Spandau Ballet Singer Furnishes Win For Discredited Singapore Quiz Contestant
I know this much is true: Spandau Ballet stands for justice. The Guardian reports that a radio quiz contestant in Singapore who was disqualified for allegedly mispronouncing Tony Hadley’s name has gotten his well-deserved prize money — after some intervention from the Spandau Ballet singer himself.
It all started with the Celebrity Name Drop on Singaporean radio station Gold 905. Fourteen celebrities each say one word of the phrase “Gold 9-0-5, the station that sounds good, and makes you feel good.” Whoever can identify all 14 correctly — after some trial and error and paying attention to other listeners’ answers and scores — wins $10,000.

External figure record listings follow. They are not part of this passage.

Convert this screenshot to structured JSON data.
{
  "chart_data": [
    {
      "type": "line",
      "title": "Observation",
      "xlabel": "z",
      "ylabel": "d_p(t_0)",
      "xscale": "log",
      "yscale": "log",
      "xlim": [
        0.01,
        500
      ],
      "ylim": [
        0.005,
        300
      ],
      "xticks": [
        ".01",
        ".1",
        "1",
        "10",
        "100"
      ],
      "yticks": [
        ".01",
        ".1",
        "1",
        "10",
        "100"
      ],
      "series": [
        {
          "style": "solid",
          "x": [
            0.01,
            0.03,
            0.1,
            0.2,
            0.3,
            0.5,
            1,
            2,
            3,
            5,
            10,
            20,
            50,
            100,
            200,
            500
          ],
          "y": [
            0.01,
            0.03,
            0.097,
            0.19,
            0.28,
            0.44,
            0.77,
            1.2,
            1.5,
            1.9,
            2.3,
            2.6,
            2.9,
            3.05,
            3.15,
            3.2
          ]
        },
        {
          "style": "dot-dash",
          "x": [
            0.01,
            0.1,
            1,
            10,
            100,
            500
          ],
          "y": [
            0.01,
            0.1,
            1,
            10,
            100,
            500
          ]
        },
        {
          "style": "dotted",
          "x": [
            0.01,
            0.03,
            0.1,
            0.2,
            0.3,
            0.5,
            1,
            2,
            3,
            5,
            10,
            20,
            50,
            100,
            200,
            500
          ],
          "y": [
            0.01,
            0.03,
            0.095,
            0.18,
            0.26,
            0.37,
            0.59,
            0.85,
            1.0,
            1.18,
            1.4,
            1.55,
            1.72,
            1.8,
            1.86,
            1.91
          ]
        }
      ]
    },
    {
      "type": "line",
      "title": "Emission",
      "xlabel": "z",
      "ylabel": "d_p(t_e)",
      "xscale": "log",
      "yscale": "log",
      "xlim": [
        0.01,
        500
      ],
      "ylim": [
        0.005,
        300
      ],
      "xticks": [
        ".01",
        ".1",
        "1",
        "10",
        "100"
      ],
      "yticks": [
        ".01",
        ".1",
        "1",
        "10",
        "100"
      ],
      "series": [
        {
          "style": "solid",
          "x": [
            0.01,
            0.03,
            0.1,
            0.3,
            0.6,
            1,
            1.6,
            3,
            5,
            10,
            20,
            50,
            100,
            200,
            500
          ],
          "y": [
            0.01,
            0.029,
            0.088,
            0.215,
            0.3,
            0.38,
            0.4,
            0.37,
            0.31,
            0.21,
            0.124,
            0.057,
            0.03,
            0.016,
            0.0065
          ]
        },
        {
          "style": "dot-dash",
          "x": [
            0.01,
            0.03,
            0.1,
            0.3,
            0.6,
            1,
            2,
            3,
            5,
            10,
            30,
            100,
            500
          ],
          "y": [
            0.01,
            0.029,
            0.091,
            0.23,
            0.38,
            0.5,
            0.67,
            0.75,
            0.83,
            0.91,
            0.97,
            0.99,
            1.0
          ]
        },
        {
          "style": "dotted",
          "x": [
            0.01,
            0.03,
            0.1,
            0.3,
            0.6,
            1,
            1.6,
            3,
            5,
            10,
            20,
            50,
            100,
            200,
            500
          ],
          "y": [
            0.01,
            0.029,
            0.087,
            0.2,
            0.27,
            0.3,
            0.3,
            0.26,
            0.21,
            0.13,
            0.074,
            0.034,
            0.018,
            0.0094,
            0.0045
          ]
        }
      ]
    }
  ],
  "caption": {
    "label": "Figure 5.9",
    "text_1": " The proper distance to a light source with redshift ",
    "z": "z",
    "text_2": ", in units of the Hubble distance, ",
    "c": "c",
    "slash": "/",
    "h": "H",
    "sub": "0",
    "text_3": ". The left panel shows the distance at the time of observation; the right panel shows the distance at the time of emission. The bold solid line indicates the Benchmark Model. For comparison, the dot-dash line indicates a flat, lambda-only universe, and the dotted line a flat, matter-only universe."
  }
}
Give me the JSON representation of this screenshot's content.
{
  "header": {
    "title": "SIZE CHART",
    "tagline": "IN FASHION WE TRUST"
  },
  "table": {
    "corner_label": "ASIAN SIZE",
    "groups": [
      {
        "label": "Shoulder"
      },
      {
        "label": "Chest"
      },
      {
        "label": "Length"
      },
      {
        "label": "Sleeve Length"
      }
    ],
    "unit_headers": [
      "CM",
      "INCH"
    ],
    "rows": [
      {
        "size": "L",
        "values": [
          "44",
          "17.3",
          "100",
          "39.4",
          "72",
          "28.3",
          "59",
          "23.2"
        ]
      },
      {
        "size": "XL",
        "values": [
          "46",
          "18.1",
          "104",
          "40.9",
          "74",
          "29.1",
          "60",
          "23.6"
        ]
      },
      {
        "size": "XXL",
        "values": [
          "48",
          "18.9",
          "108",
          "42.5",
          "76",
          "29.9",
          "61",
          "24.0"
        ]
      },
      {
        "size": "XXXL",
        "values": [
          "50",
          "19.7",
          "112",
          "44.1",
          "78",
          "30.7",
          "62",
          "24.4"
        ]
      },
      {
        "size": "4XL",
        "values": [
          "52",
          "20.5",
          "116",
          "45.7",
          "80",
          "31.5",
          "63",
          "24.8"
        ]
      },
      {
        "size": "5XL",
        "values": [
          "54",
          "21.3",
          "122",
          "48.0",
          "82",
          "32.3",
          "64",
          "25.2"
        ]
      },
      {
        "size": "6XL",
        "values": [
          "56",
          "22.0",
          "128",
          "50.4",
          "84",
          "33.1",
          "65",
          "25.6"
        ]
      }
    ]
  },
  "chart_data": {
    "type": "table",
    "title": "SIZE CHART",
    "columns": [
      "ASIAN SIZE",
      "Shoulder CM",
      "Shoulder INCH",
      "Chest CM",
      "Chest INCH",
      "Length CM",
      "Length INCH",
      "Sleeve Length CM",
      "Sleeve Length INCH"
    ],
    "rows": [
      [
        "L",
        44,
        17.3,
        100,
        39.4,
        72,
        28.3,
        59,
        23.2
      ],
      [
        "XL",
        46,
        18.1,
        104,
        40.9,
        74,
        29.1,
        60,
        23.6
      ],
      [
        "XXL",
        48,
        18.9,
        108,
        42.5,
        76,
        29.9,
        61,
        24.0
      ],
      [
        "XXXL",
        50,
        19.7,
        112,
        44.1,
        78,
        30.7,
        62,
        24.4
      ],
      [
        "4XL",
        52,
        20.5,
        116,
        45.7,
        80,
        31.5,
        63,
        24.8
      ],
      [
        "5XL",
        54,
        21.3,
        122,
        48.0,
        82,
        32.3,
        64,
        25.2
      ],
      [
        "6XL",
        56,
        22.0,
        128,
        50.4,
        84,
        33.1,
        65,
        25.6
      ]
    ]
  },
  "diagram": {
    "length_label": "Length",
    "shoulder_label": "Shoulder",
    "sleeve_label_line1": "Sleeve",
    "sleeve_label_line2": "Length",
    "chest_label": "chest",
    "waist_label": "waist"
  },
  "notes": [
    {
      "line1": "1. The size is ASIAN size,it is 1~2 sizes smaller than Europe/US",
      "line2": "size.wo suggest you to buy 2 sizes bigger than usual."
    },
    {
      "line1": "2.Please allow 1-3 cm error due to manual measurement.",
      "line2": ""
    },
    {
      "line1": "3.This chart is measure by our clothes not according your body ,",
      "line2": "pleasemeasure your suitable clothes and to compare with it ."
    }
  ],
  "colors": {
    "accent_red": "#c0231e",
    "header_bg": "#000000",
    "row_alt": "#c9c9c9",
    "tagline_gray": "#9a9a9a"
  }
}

Muhammad Shalehan, a 32-year-old worker on Singapore’s underground railway, paid attention. And on 4/21, he called in with his answer: “Tony Hadley. Madonna. Maggie Wheeler. Ellen DeGeneres. Jim Carrey. George Clooney. David Bowie. Belinda Carlisle. Julie Andrews. Lionel Richie. Stevie Wonder. Meryl Streep. Michael Buble. Rebecca Lim.”
He was told that he had gotten 13 out of 14 names correct. But a few weeks later, someone else called in and won the contest — with exactly the same answers. And when listeners pointed this fact out on Facebook, the station claimed that Shalehan had mispronounced Tony Hadley’s name.
“The rules of the game requires callers to pronounce the celebrities’ name accurately,” they wrote. “In the case of Shalehan, he mispronounced Tony Hadley.” And when Shalehan emailed the station back, they said that they had “reviewed the relevant audio clip of your call and our decisions remains final.”
As a last-ditch Hail Mary effort, Shalehan decided to email Hadley himself (well, his manager). “A normal citizen from Singapore needs your dear help Mr Tony Hadley,” read the subject line. “I wasn’t expecting at all for him to reply,” Shalehan told the BBC. “I would have thought Tony Hadley had better things to do than reply to me.”
Apparently not! (Thanks, quarantine.) Because a few days later, Shalehan received a video message from Hadley. “I’ve listened back to the tape, and as far as I’m concerned, you pronounced my name absolutely correctly,” he said. “You might have had a slight accent, but as far as I’m concerned, you said my name correctly, so you should be entitled to whatever the prize was.”
“I did listen to it several times, just to be really, really sure,” Hadley tells the BBC. “And I thought — hold on, this guy is really genuine, it’s a lot of money, he’s done incredibly well to get to that point…To penalise him on a… well it wasn’t even a mispronunciation. So that’s why I said in my video — I’m going to back this guy.”
At first, the station refused to budge, even after Hadley’s video. Once the BBC got in touch with the station, which is owned by Mediacorp, they decided to offer Shalehan $5000 as a “token of appreciation for his exceptional commitment to the contest and loyal support for Gold 905.”
But Shalehan persisted. And today, the station finally agreed to pay the full amount and fund a shopping trip for Shalehan. “10k is a lot to a normal person like me. That is why I put in enormous effort,” Shalehan said. “Justice has been served. That’s the most important thing.”